Ahmet Ayhan Çitil‘in bu başlık altında çıkan yazısının (Teklif 2 aylık düşünce dergisi, sayı 11/ Eylül 2023, Ketebe Kitap ve Dergi Yayıncılığı AŞ adına MUSTAFA ALBAYRAK) birkaç yerinden yapacağım alıntılamalar bu yazıyı oluşturacak.
“Öyle bir çağda yaşıyoruz ki, her alanda yaşanan değişimlerin hızı, belki de tarihin hiçbir döneminde görülmediği kadar yüksek. Söz konusu değişimler, beraberinde büyük riskleri ve sınır aşan sorunları getiriyor. (…) Bilimler, bir zamanlar metafiziksel kabul edilen konulara giriyor ve insanlığa yeni bir konumlandırma önerisi getirmeğe çalışıyor. Değişim, medya üzerinden, özellikle sanat aracılığıyla topluma yayılıyor. Öte yandan, sanki yaşanabilecek her şeyin yaşanmış olduğuna, insanlığın kadim sorunlara çözüm olabilecek tüm düşünce yollarının denendiğine ve bir şeylerin en sonuna gelindiğine dair bir tükenmişlik ve kayıtsızlık havası var.

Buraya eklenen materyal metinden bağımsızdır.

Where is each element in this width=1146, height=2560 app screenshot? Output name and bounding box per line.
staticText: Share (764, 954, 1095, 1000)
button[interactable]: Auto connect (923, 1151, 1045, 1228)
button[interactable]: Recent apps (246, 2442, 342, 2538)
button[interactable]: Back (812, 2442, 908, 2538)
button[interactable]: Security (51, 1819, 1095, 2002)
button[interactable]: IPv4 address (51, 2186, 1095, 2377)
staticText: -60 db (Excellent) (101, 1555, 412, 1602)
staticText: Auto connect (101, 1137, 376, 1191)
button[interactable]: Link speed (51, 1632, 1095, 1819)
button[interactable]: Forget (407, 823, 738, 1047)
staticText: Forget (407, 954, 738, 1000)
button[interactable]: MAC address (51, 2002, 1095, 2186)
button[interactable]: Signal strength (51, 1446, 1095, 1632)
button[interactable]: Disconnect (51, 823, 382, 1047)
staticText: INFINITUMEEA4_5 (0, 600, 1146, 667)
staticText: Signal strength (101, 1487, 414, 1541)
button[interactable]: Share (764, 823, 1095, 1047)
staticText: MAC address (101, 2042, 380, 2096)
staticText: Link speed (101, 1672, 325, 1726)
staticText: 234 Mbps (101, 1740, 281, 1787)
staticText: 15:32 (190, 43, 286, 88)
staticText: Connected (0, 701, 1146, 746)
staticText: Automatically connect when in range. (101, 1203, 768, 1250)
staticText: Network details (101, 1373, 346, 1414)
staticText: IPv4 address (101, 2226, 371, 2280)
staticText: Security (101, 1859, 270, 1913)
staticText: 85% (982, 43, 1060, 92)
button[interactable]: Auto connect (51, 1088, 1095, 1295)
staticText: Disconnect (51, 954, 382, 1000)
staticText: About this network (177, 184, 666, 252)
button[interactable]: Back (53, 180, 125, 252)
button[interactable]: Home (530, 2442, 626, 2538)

İnananlar özelinde de çok iç açıcı bir tablo yok. Yapılan araştırmalarda bir yandan dindarlığın arttığına dair sonuçlar elde edilirken, bir diğer yandan da Allah’a inancın veya dinî mensûbiyetin zayıfladığına dair iddialar öne çıkarılıyor. İnsanlar, bilhassa gençler, çok farklı gerekçelerle dinden veya dinî düşünceden kopuyorlar. (…) Şer problemi nedeniyle Tanrı’nın olmadığını, olsa da zalim olduğunu düşünenlerin var olduğu gibi; dinî söylemin ikiyüzlülükle nihayetlendiğini öne sürenler de var. Pek çokları kendi hayatına, bir peygamber de dahil, başkalarının karışmasını arzu etmediğini söylerken diğer bazıları Tanrı’ya veya dine inancını koruyarak bugünkü hayata nasıl katılacağını tasarlayamadığından dert yanıyor.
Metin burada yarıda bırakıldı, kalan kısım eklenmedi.